Sachbilanz
Eine Sachbilanz ist nach der Zieldefinition die zweite Stufe einer Ökobilanz vor der Wirkungsabschätzung gemäß DIN EN ISO 14044:2006. Sie umfasst die Zusammenstellung und Quantifizierung von Umweltaspekten als Inputs und Outputs eines ausgewählten Betrachtungsobjektes im Verlauf seines Lebensweges. Bilanziert werden auf der Inputseite die Materialmassen- und Energieströme sowie auf der Outputseite erwünschter (Produkte) und unerwünschter Output (Kondukte). Letzterer wird dabei in Form von Emissionen in Luft, Boden und Wasser erfasst.[1]
Einführung
Nachdem in der Anfangsphase der Ökobilanzierung die Festlegung und Definition des Ziels und des Untersuchungsrahmens der Studie erfolgen, sind in einem nächsten Schritt quantitative Aussagen zum Material- und Energieverbrauch als auch zu Emissionen zu treffen. Diese Input- und Outputströme des gesamten Produktlebensweges werden in der Sachbilanz beschrieben, deren Ergebnisse wiederum Grundlage der folgenden Ökobilanzierungsphase der Wirkungsabschätzung ist.[1]
Zur leichteren Erstellung der Sachbilanz wird das Produktsystem in einzelne Module unterteilt und diese Module wiederum in Untermodule. Jedes Modul stellt ein klar voneinander abgrenzbares System dar, für welches eine Teilsachbilanz erstellt wird. Die Summe der Teilsachbilanzen ergibt die Sachbilanz. In der Literatur wird die Sachbilanz auch als Ökoinventar bezeichnet.[2][3]
Datenerhebung
Bei der Datenerhebung werden alle relevante Inputs und Outputs des Prozesses durch Messung, Schätzung oder Berechnung erfasst. Werden Daten aus bereits vorhandener Literatur verwendet, ist ein Verweis notwendig. Um das Risiko von Missverständnissen gering zu halten und ein einheitliches und in sich schlüssiges Verständnis des zu modellierenden Produktmoduls zu erreichen, werden in der DIN EN ISO 14044:2006 Maßnahmen genannt:[4]
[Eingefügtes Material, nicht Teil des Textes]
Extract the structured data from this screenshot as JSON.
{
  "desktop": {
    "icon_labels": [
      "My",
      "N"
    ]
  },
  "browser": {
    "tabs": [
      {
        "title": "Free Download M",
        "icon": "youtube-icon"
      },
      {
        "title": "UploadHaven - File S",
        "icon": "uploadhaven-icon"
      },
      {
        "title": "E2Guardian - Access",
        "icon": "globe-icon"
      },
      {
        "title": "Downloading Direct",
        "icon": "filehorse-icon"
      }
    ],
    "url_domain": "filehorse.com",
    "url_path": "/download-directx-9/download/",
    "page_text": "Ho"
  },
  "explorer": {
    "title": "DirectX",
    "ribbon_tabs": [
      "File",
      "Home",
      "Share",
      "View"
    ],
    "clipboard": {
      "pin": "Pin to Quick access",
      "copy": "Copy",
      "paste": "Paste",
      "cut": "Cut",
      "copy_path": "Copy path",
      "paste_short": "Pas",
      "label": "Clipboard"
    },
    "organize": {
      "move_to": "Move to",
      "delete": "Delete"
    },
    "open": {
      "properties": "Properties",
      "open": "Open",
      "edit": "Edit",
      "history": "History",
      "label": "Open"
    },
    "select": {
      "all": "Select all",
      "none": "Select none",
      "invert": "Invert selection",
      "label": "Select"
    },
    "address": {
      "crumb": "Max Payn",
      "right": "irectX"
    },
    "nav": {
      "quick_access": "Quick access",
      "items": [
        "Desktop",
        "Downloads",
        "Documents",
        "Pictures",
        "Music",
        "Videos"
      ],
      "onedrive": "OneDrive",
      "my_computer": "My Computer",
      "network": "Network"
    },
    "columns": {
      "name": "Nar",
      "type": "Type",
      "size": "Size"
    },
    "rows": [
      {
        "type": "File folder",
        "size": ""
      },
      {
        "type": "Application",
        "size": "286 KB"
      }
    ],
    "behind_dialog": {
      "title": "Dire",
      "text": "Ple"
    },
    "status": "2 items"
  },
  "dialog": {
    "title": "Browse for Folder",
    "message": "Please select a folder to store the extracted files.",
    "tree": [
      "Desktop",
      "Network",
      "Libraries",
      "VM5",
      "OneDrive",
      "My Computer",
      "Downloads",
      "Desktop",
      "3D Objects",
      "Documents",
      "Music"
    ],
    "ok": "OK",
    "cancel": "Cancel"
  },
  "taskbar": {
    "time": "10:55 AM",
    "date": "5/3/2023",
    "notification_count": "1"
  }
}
- Darstellung des speziellen Systemfließbildes mit allen Prozessmodulen
- Angabe der Faktoren jedes Prozessmoduls, welche die Inputs und Outputs beeinflussen;
- Auskunft über Flüsse und relevante Daten für die Betriebsbedingungen
- Liste, in der die verwendeten Einheiten festgehalten sind;
- Darstellung der Datenerhebungs- und Berechnungsmethoden und
- Anweisungen zur eindeutigen Dokumentation jedes Sonderfalls, jeder Unregelmäßigkeit oder anderer Vorkommnisse
Zudem werden Hauptgruppen genannt, unter denen die Daten kategorisiert werden dürfen:[5]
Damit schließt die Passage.